After removing more than 95% of Fe using NH₄OH with low Sc loss, a phosphate precipitation step was applied in the third part of this successive precipitation process. It was observed that the phosphate precipitation with dibasic phosphates showed similar performances regardless of the system. The pH of all systems was adjusted to 2.0 in advance, with the purpose to avoid unwanted hydroxide precipitation which can be triggered at pH levels above 3.0. Dibasic phosphate solutions were added into all systems until reaching a pH range between 2.5 and 2.6, where the best selectivity for Sc was reached. Since Fe was removed in previous steps, both the amount of precipitant solution and the co-precipitation levels of the constituent ions were decreased. For all media, more than 95% of Sc and Fe was recovered, while approximately 15% of Al and 10% of Y and Nd were co-precipitated during the process. The compositions of the resulted concentrate in the form of mixed phosphates can be found in

Table 7. Compositions of each concentrate obtained after their successive selective precipitation as phosphates.

	H2SO4	HNO3	HCl
ScPO4 (%)	66	56	51
FePO4 (%)	13	12	13
AlPO4 (%)	19	23	26
YPO4 (%)	1	3	5
NdPO4 (%)	1	6	5

.

In all cases, Sc concentrates containing more than 50% ScPO₄ were synthesized. Since the precipitation patterns of the ions were more discrete in the sulfuric acid media, the best results were obtained in this media, with 66% ScPO₄. The major impurity element was found to be Al in the concentrate, which can be easily processed and removed with basic purification operations.

4. Assessment and Conclusions

A triple-step precipitation route is proposed to refine a scandium concentrate from synthetic bauxite residue leachates, and the effect in aqueous media was investigated. In all media, NH₄OH showed better selectivity and performance than the other hydroxides, similar to the results obtained in H₂SO₄ media. While HNO₃ and HCl media showed quite similar patterns during precipitation, they differed with respect to the H₂SO₄ media, especially in the pH ranges of precipitation, because of the nature of the formed complexes. Although Sc loss during the Fe removal step in HCl media was observed to be relatively higher compared to the other cases as a result of the interaction between Fe³⁺ and Cl⁻ ions, still the concentrate contained more than 50% of Sc. The proposed selective precipitation route to produce ScPO₄ concentrate can be seen in Figure 6.

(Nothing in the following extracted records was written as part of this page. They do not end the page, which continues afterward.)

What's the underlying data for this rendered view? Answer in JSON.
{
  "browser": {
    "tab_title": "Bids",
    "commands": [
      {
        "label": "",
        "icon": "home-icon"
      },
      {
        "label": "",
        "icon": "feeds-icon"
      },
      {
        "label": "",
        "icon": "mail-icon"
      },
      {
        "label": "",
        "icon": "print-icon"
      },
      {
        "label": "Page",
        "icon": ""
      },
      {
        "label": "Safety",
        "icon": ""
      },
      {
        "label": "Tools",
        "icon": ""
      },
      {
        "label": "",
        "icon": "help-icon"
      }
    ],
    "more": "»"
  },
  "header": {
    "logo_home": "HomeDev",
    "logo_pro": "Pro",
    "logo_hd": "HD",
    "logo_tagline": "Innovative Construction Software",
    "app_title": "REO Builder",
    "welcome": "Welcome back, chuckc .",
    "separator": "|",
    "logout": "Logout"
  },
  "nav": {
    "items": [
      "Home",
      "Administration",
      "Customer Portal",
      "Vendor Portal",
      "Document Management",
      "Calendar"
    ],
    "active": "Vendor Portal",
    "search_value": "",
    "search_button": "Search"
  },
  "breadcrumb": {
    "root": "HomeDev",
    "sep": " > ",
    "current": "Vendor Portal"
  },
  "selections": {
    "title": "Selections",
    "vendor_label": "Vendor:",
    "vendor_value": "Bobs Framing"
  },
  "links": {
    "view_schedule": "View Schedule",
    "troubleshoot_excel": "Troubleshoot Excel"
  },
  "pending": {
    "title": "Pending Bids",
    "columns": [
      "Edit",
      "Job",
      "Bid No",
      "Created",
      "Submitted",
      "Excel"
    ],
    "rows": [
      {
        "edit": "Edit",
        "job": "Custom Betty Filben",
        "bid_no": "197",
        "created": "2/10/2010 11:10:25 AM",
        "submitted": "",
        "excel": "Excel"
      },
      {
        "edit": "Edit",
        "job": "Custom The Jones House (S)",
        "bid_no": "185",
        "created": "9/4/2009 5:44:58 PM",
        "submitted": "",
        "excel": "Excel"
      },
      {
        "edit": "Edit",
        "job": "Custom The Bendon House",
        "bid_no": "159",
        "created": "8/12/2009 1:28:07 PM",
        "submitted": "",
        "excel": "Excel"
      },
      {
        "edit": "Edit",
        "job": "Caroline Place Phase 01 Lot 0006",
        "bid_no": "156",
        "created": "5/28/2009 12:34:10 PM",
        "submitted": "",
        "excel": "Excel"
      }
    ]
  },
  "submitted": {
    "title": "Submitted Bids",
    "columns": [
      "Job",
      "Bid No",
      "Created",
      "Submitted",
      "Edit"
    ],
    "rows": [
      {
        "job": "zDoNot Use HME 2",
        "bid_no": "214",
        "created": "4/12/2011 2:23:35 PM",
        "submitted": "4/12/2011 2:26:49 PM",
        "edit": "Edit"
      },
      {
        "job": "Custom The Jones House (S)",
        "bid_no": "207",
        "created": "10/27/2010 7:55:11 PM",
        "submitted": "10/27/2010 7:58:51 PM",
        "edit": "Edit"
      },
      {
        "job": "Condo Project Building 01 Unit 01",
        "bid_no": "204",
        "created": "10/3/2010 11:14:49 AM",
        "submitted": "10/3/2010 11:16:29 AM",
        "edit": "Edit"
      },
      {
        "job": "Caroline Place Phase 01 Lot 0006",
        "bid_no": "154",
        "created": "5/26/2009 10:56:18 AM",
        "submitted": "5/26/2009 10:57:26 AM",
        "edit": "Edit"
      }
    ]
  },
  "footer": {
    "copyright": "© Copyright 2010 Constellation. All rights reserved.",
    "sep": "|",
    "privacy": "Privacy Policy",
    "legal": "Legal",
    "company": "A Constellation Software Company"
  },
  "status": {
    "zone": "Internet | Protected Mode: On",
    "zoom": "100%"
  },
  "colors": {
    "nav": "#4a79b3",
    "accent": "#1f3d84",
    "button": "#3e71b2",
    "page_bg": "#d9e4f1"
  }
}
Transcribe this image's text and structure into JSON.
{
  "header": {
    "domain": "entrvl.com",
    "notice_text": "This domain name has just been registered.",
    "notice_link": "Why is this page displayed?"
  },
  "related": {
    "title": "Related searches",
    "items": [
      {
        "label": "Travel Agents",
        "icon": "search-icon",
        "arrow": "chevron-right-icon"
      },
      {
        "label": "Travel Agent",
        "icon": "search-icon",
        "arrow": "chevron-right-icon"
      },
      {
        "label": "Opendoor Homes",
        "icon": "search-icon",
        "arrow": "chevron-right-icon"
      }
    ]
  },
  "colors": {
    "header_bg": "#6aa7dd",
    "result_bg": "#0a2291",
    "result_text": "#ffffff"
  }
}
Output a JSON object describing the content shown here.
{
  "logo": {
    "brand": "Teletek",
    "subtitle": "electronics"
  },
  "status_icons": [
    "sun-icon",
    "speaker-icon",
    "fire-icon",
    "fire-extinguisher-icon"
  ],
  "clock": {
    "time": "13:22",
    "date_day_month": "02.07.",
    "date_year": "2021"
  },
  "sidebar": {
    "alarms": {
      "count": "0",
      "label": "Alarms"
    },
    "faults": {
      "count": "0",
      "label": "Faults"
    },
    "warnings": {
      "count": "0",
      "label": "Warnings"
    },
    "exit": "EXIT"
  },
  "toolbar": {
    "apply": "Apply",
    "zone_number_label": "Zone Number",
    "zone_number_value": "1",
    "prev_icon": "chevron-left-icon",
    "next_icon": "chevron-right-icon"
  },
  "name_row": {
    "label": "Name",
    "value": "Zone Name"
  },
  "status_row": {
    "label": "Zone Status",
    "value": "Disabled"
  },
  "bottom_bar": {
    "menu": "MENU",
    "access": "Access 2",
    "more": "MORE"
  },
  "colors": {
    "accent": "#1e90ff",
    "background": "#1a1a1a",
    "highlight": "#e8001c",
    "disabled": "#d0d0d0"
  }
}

A scandium concentrate containing more than 50% of ScPO₄ was successfully obtained with this selective precipitation route from synthetic solutions. Depending on the impurity level, the aqueous media, and the initial composition of the feed solution, the amount of ScPO₄ in the synthesized concentrate could vary between 15% and 65%. Since the concentrate contained more scandium than the other elements, the processing and the purification of this concentrate will be much easier to perform. The removal of the most problematic element for scandium precipitation, which is iron, is the main obstacle for advanced processes to obtain a high-purity scandium product. Furthermore, the remaining solution after precipitation can be treated for further REEs recovery through other means.